Museo de la Música Puertorriqueña (Calle Isabel at Calle Salud, 787/290-6617 or 787/848- 7016, www.icp.gobierno.pr/myp/museos/m15.htm [1], Tues.–Sun. 8:30 a.m.–4:20 p.m., $1) is a tribute to the rich history of Puerto Rican music in a lovely neoclassical home built in 1912 for the Serrallés family, founders of the Serrallés Rum Distillery.
Designed by architect Alfredo Wiechers Pieretti of Ponce [2], the home’s stained-glass windows, stone tiles, and brass-embossed walls are reason enough to tour the museum.
Each room is dedicated to a different musical style and the vintage instruments used to create it. In the danza room are cellos, violins, and French horns; in the salsa room are bongos, bells, maracas, trumpets, trombones, timbales, and güiros (gourds); in the bomba y plena room are tambourines, güiros, and accordions.

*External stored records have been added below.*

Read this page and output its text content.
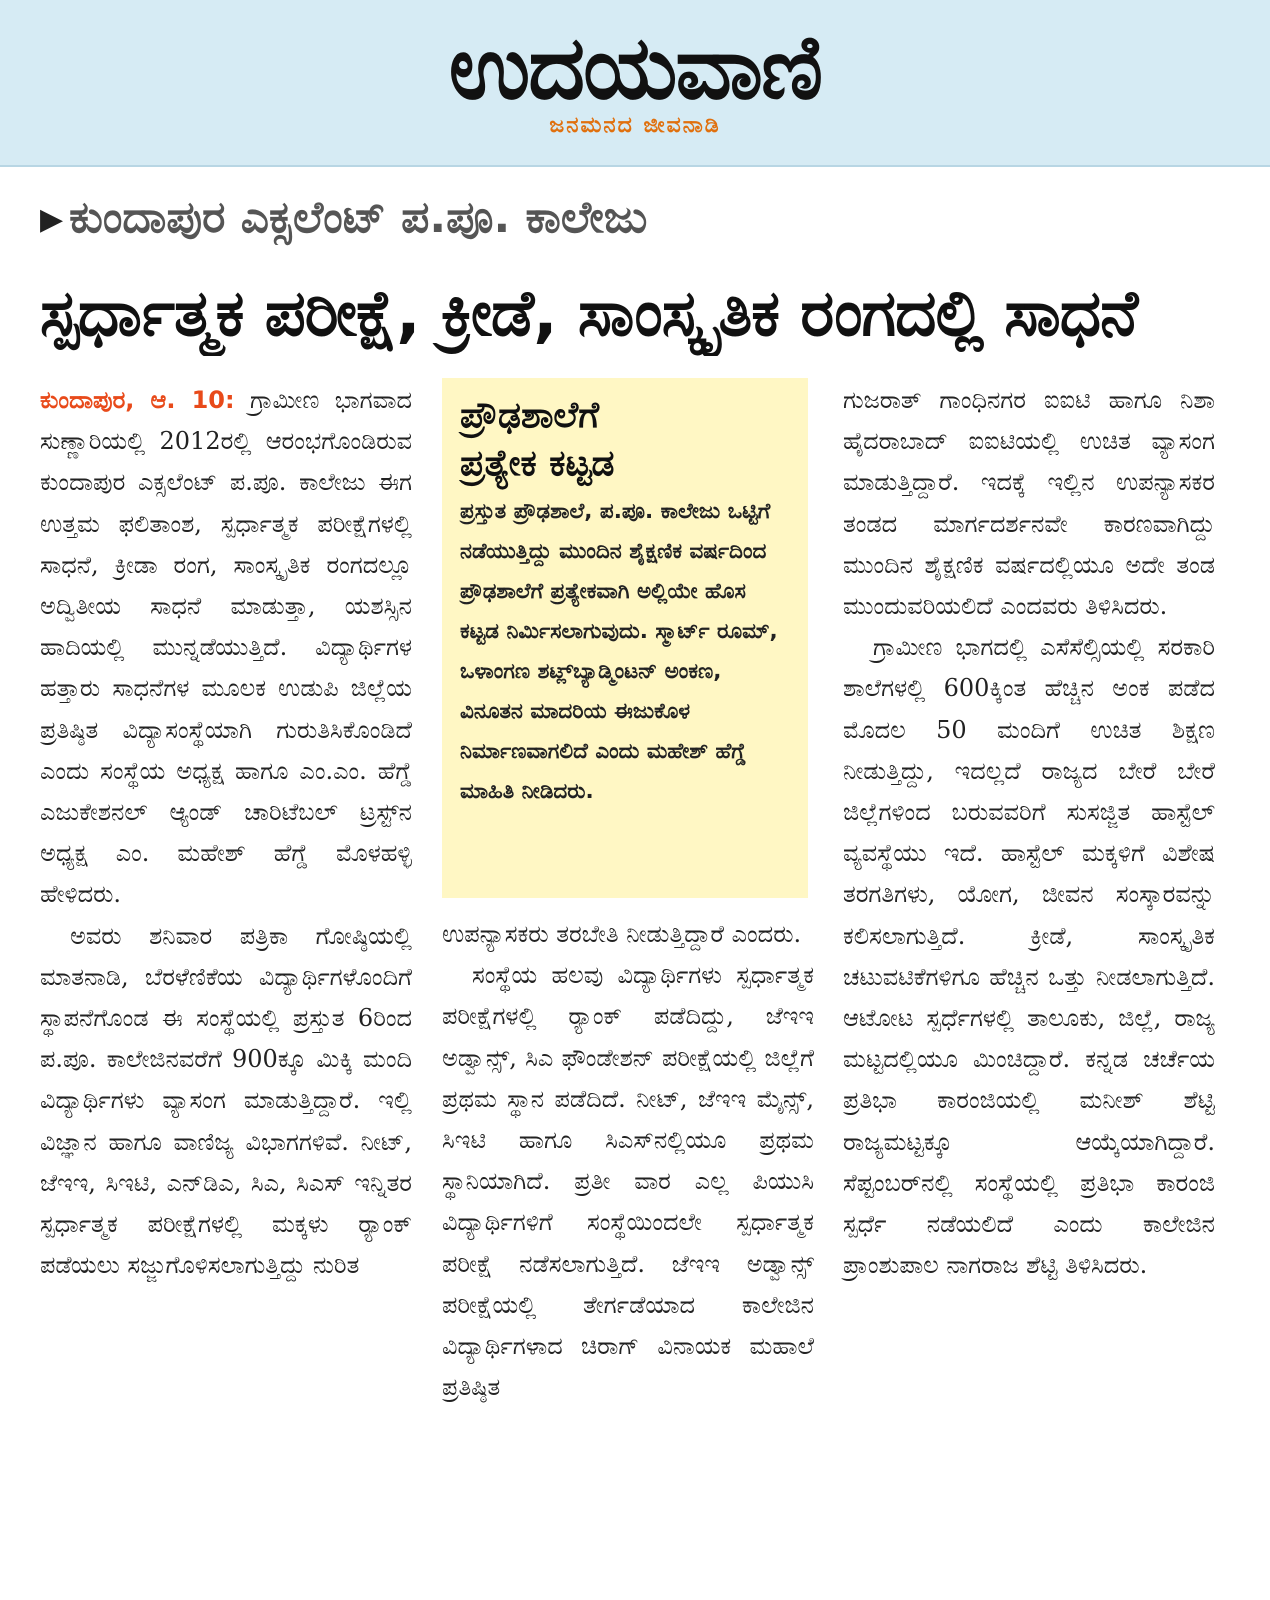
ಉದಯವಾಣಿ
ಜನಮನದ ಜೀವನಾಡಿ
▶ ಕುಂದಾಪುರ ಎಕ್ಸಲೆಂಟ್ ಪ.ಪೂ. ಕಾಲೇಜು
ಸ್ಪರ್ಧಾತ್ಮಕ ಪರೀಕ್ಷೆ, ಕ್ರೀಡೆ, ಸಾಂಸ್ಕೃತಿಕ ರಂಗದಲ್ಲಿ ಸಾಧನೆ

ಕುಂದಾಪುರ, ಆ. 10: ಗ್ರಾಮೀಣ ಭಾಗವಾದ ಸುಣ್ಣಾರಿಯಲ್ಲಿ 2012ರಲ್ಲಿ ಆರಂಭಗೊಂಡಿರುವ ಕುಂದಾಪುರ ಎಕ್ಸಲೆಂಟ್ ಪ.ಪೂ. ಕಾಲೇಜು ಈಗ ಉತ್ತಮ ಫಲಿತಾಂಶ, ಸ್ಪರ್ಧಾತ್ಮಕ ಪರೀಕ್ಷೆಗಳಲ್ಲಿ ಸಾಧನೆ, ಕ್ರೀಡಾ ರಂಗ, ಸಾಂಸ್ಕೃತಿಕ ರಂಗದಲ್ಲೂ ಅದ್ವಿತೀಯ ಸಾಧನೆ ಮಾಡುತ್ತಾ, ಯಶಸ್ಸಿನ ಹಾದಿಯಲ್ಲಿ ಮುನ್ನಡೆಯುತ್ತಿದೆ. ವಿದ್ಯಾರ್ಥಿಗಳ ಹತ್ತಾರು ಸಾಧನೆಗಳ ಮೂಲಕ ಉಡುಪಿ ಜಿಲ್ಲೆಯ ಪ್ರತಿಷ್ಠಿತ ವಿದ್ಯಾಸಂಸ್ಥೆಯಾಗಿ ಗುರುತಿಸಿಕೊಂಡಿದೆ ಎಂದು ಸಂಸ್ಥೆಯ ಅಧ್ಯಕ್ಷ ಹಾಗೂ ಎಂ.ಎಂ. ಹೆಗ್ಡೆ ಎಜುಕೇಶನಲ್ ಆ್ಯಂಡ್ ಚಾರಿಟೆಬಲ್ ಟ್ರಸ್ಟ್‌ನ ಅಧ್ಯಕ್ಷ ಎಂ. ಮಹೇಶ್ ಹೆಗ್ಡೆ ಮೊಳಹಳ್ಳಿ ಹೇಳಿದರು.

ಅವರು ಶನಿವಾರ ಪತ್ರಿಕಾ ಗೋಷ್ಠಿಯಲ್ಲಿ ಮಾತನಾಡಿ, ಬೆರಳೆಣಿಕೆಯ ವಿದ್ಯಾರ್ಥಿಗಳೊಂದಿಗೆ ಸ್ಥಾಪನೆಗೊಂಡ ಈ ಸಂಸ್ಥೆಯಲ್ಲಿ ಪ್ರಸ್ತುತ 6ರಿಂದ ಪ.ಪೂ. ಕಾಲೇಜಿನವರೆಗೆ 900ಕ್ಕೂ ಮಿಕ್ಕಿ ಮಂದಿ ವಿದ್ಯಾರ್ಥಿಗಳು ವ್ಯಾಸಂಗ ಮಾಡುತ್ತಿದ್ದಾರೆ. ಇಲ್ಲಿ ವಿಜ್ಞಾನ ಹಾಗೂ ವಾಣಿಜ್ಯ ವಿಭಾಗಗಳಿವೆ. ನೀಟ್, ಜೆಇಇ, ಸಿಇಟಿ, ಎನ್‌ಡಿಎ, ಸಿಎ, ಸಿಎಸ್ ಇನ್ನಿತರ ಸ್ಪರ್ಧಾತ್ಮಕ ಪರೀಕ್ಷೆಗಳಲ್ಲಿ ಮಕ್ಕಳು ರ್‍ಯಾಂಕ್ ಪಡೆಯಲು ಸಜ್ಜುಗೊಳಿಸಲಾಗುತ್ತಿದ್ದು ನುರಿತ

ಪ್ರೌಢಶಾಲೆಗೆ
ಪ್ರತ್ಯೇಕ ಕಟ್ಟಡ
ಪ್ರಸ್ತುತ ಪ್ರೌಢಶಾಲೆ, ಪ.ಪೂ. ಕಾಲೇಜು ಒಟ್ಟಿಗೆ ನಡೆಯುತ್ತಿದ್ದು ಮುಂದಿನ ಶೈಕ್ಷಣಿಕ ವರ್ಷದಿಂದ ಪ್ರೌಢಶಾಲೆಗೆ ಪ್ರತ್ಯೇಕವಾಗಿ ಅಲ್ಲಿಯೇ ಹೊಸ ಕಟ್ಟಡ ನಿರ್ಮಿಸಲಾಗುವುದು. ಸ್ಮಾರ್ಟ್ ರೂಮ್, ಒಳಾಂಗಣ ಶಟ್ಲ್‌ಬ್ಯಾಡ್ಮಿಂಟನ್ ಅಂಕಣ, ವಿನೂತನ ಮಾದರಿಯ ಈಜುಕೊಳ ನಿರ್ಮಾಣವಾಗಲಿದೆ ಎಂದು ಮಹೇಶ್ ಹೆಗ್ಡೆ ಮಾಹಿತಿ ನೀಡಿದರು.

ಉಪನ್ಯಾಸಕರು ತರಬೇತಿ ನೀಡುತ್ತಿದ್ದಾರೆ ಎಂದರು.

ಸಂಸ್ಥೆಯ ಹಲವು ವಿದ್ಯಾರ್ಥಿಗಳು ಸ್ಪರ್ಧಾತ್ಮಕ ಪರೀಕ್ಷೆಗಳಲ್ಲಿ ರ್‍ಯಾಂಕ್ ಪಡೆದಿದ್ದು, ಜೆಇಇ ಅಡ್ವಾನ್ಸ್, ಸಿಎ ಫೌಂಡೇಶನ್ ಪರೀಕ್ಷೆಯಲ್ಲಿ ಜಿಲ್ಲೆಗೆ ಪ್ರಥಮ ಸ್ಥಾನ ಪಡೆದಿದೆ. ನೀಟ್, ಜೆಇಇ ಮೈನ್ಸ್, ಸಿಇಟಿ ಹಾಗೂ ಸಿಎಸ್‌ನಲ್ಲಿಯೂ ಪ್ರಥಮ ಸ್ಥಾನಿಯಾಗಿದೆ. ಪ್ರತೀ ವಾರ ಎಲ್ಲ ಪಿಯುಸಿ ವಿದ್ಯಾರ್ಥಿಗಳಿಗೆ ಸಂಸ್ಥೆಯಿಂದಲೇ ಸ್ಪರ್ಧಾತ್ಮಕ ಪರೀಕ್ಷೆ ನಡೆಸಲಾಗುತ್ತಿದೆ. ಜೆಇಇ ಅಡ್ವಾನ್ಸ್ ಪರೀಕ್ಷೆಯಲ್ಲಿ ತೇರ್ಗಡೆಯಾದ ಕಾಲೇಜಿನ ವಿದ್ಯಾರ್ಥಿಗಳಾದ ಚಿರಾಗ್ ವಿನಾಯಕ ಮಹಾಲೆ ಪ್ರತಿಷ್ಠಿತ

ಗುಜರಾತ್ ಗಾಂಧಿನಗರ ಐಐಟಿ ಹಾಗೂ ನಿಶಾ ಹೈದರಾಬಾದ್ ಐಐಟಿಯಲ್ಲಿ ಉಚಿತ ವ್ಯಾಸಂಗ ಮಾಡುತ್ತಿದ್ದಾರೆ. ಇದಕ್ಕೆ ಇಲ್ಲಿನ ಉಪನ್ಯಾಸಕರ ತಂಡದ ಮಾರ್ಗದರ್ಶನವೇ ಕಾರಣವಾಗಿದ್ದು ಮುಂದಿನ ಶೈಕ್ಷಣಿಕ ವರ್ಷದಲ್ಲಿಯೂ ಅದೇ ತಂಡ ಮುಂದುವರಿಯಲಿದೆ ಎಂದವರು ತಿಳಿಸಿದರು.

ಗ್ರಾಮೀಣ ಭಾಗದಲ್ಲಿ ಎಸೆಸೆಲ್ಸಿಯಲ್ಲಿ ಸರಕಾರಿ ಶಾಲೆಗಳಲ್ಲಿ 600ಕ್ಕಿಂತ ಹೆಚ್ಚಿನ ಅಂಕ ಪಡೆದ ಮೊದಲ 50 ಮಂದಿಗೆ ಉಚಿತ ಶಿಕ್ಷಣ ನೀಡುತ್ತಿದ್ದು, ಇದಲ್ಲದೆ ರಾಜ್ಯದ ಬೇರೆ ಬೇರೆ ಜಿಲ್ಲೆಗಳಿಂದ ಬರುವವರಿಗೆ ಸುಸಜ್ಜಿತ ಹಾಸ್ಟೆಲ್ ವ್ಯವಸ್ಥೆಯು ಇದೆ. ಹಾಸ್ಟೆಲ್ ಮಕ್ಕಳಿಗೆ ವಿಶೇಷ ತರಗತಿಗಳು, ಯೋಗ, ಜೀವನ ಸಂಸ್ಕಾರವನ್ನು ಕಲಿಸಲಾಗುತ್ತಿದೆ. ಕ್ರೀಡೆ, ಸಾಂಸ್ಕೃತಿಕ ಚಟುವಟಿಕೆಗಳಿಗೂ ಹೆಚ್ಚಿನ ಒತ್ತು ನೀಡಲಾಗುತ್ತಿದೆ. ಆಟೋಟ ಸ್ಪರ್ಧೆಗಳಲ್ಲಿ ತಾಲೂಕು, ಜಿಲ್ಲೆ, ರಾಜ್ಯ ಮಟ್ಟದಲ್ಲಿಯೂ ಮಿಂಚಿದ್ದಾರೆ. ಕನ್ನಡ ಚರ್ಚೆಯ ಪ್ರತಿಭಾ ಕಾರಂಜಿಯಲ್ಲಿ ಮನೀಶ್ ಶೆಟ್ಟಿ ರಾಜ್ಯಮಟ್ಟಕ್ಕೂ ಆಯ್ಕೆಯಾಗಿದ್ದಾರೆ. ಸೆಪ್ಟಂಬರ್‌ನಲ್ಲಿ ಸಂಸ್ಥೆಯಲ್ಲಿ ಪ್ರತಿಭಾ ಕಾರಂಜಿ ಸ್ಪರ್ಧೆ ನಡೆಯಲಿದೆ ಎಂದು ಕಾಲೇಜಿನ ಪ್ರಾಂಶುಪಾಲ ನಾಗರಾಜ ಶೆಟ್ಟಿ ತಿಳಿಸಿದರು.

There’s also a room devoted to Taíno ceremonial instruments, including a drum made from a tree trunk, wooden maracas, conch shell horns, flutes made of royal palm and bamboo, and ocarinas (seeds made into flutes). Another room is devoted to the art of making bongos from wooden barrels. Free classes in bongo-making are held in June and July.